Para substituir as células perdidas, a equipe colheu células-tronco de embriões e as transformou em epitélio pigmentado da retina, o tipo de célula que estava causando os problemas de visão dos pacientes. Todos eles receberam injeções de células na retina do olho mais comprometido, enquanto o outro não foi tratado. Dos 18 pacientes testados, 10 experimentaram melhoras significativas na visão, sete melhoraram moderadamente ou mantiveram o quadro estável, e apenas um sofreu perda de visão. Os olhos não tratados não melhoraram, o que, segundo o estudo, reforça os indícios de que o transplante funciona.

Terapia em 2020

“A principal mensagem deste estudo é que há esperança”, afirma Steven Schwartz, do Instituto Oftalmológico Jules Stein, da Universidade da Califórnia, e um dos autores do trabalho. O próximo passo será realizar um teste com um número maior de pacientes no qual se comprove tanto a segurança como a eficiência do tratamento. Robert Lanza prevê iniciar esse ensaio antes do fim deste ano. Apesar de muitos especialistas médicos e científicos relutarem em dizer quando futuros tratamentos estarão disponíveis, ele faz uma previsão: “Se tudo correr bem, os transplantes poderiam ser feitos em grande escala em 2020”.

O olho é muitos órgãos em um", destaca um especialista

Lanza é um outsider no campo das células-tronco. A ACT, empresa à qual se juntou em 1999, também. Em várias ocasiões, beirou a falência por fazer afirmações exageradas sobre supostas conquistas, como a clonagem humana ou a obtenção de células-tronco embrionárias sem necessidade de prejudicar o embrião. O estudo publicado nesta quarta-feira é um êxito há muito esperado pelo cientista e sua empresa. “Nosso plano é comercializar o tratamento usando células obtidas com um procedimento que não danifica o embrião”, afirma Lanza, o que o protegeria de possíveis polêmicas. Além disso, ele diz que sua técnica para criar células de retina também funciona com outros tipos de células-tronco, inclusive com as iPS usadas no transplante no Japão.

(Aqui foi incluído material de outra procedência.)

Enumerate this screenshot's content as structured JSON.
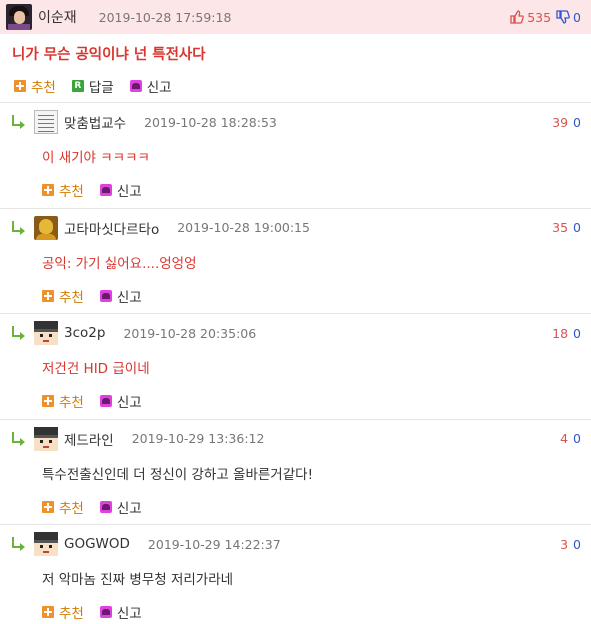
{
  "main": {
    "nick": "이순재",
    "date": "2019-10-28 17:59:18",
    "up_count": "535",
    "down_count": "0",
    "title": "니가 무슨 공익이냐 넌 특전사다",
    "actions": {
      "recommend": "추천",
      "reply": "답글",
      "report": "신고"
    }
  },
  "replies": [
    {
      "nick": "맞춤법교수",
      "date": "2019-10-28 18:28:53",
      "up": "39",
      "down": "0",
      "text": "이 새기야 ㅋㅋㅋㅋ",
      "recommend": "추천",
      "report": "신고"
    },
    {
      "nick": "고타마싯다르타o",
      "date": "2019-10-28 19:00:15",
      "up": "35",
      "down": "0",
      "text": "공익: 가기 싫어요....엉엉엉",
      "recommend": "추천",
      "report": "신고"
    },
    {
      "nick": "3co2p",
      "date": "2019-10-28 20:35:06",
      "up": "18",
      "down": "0",
      "text": "저건건 HID 급이네",
      "recommend": "추천",
      "report": "신고"
    },
    {
      "nick": "제드라인",
      "date": "2019-10-29 13:36:12",
      "up": "4",
      "down": "0",
      "text": "특수전출신인데 더 정신이 강하고 올바른거같다!",
      "recommend": "추천",
      "report": "신고"
    },
    {
      "nick": "GOGWOD",
      "date": "2019-10-29 14:22:37",
      "up": "3",
      "down": "0",
      "text": "저 악마놈 진짜 병무청 저리가라네",
      "recommend": "추천",
      "report": "신고"
    }
  ],
  "icons": {
    "recommend": "plus-square-icon",
    "reply": "r-square-icon",
    "report": "siren-icon",
    "vote_up": "thumbs-up-icon",
    "vote_down": "thumbs-down-icon",
    "reply_marker": "reply-arrow-icon"
  },
  "colors": {
    "header_bg": "#fde6e8",
    "accent_red": "#d9362f",
    "down_blue": "#3355cc",
    "reply_green": "#69b33a"
  }
}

“São resultados bons e, de fato, é mais lógico começar os transplantes de células-tronco como esse tipo de doença”, opina Cristina Eguizábal, pesquisadora de células-tronco do Centro Basco de Transfusão e Tecidos Humanos. A especialista ressalta que os olhos são ideais para um transplante, pois o sistema imunológico não é tão ativo ali, e a possibilidade de rejeição é menor. Além disso, a área da retina tratada, de cerca de 6 milímetros, precisa de poucas células transplantadas – outra vantagem diante de uma possível escassez.

Luis Fernández-Vega, presidente da Sociedade Espanhola de Oftalmologia (SEO), acredita que “este estudo abre a possibilidade de um tratamento regenerativo a pacientes que até agora não tinham opções para recuperar a visão”.

O estudo também poderia abrir caminho para outras aplicações em doenças incuráveis, como o Alzheimer, ou muito frequentes nos países desenvolvidos, como o diabetes e os problemas cardiovasculares. “Eles não estão equivocados ao pensar isso. O olho é muitos órgãos em um”, diz Jesús Merayo, oftalmologista e membro da SEO. Por exemplo, é o único lugar fora do cérebro onde há neurônios, e também tem vasos sanguíneos de todos os tipos e células que se assemelham às de outros órgãos. Em outras palavras, é provavelmente o melhor lugar do corpo humano para testar terapias em outros órgãos.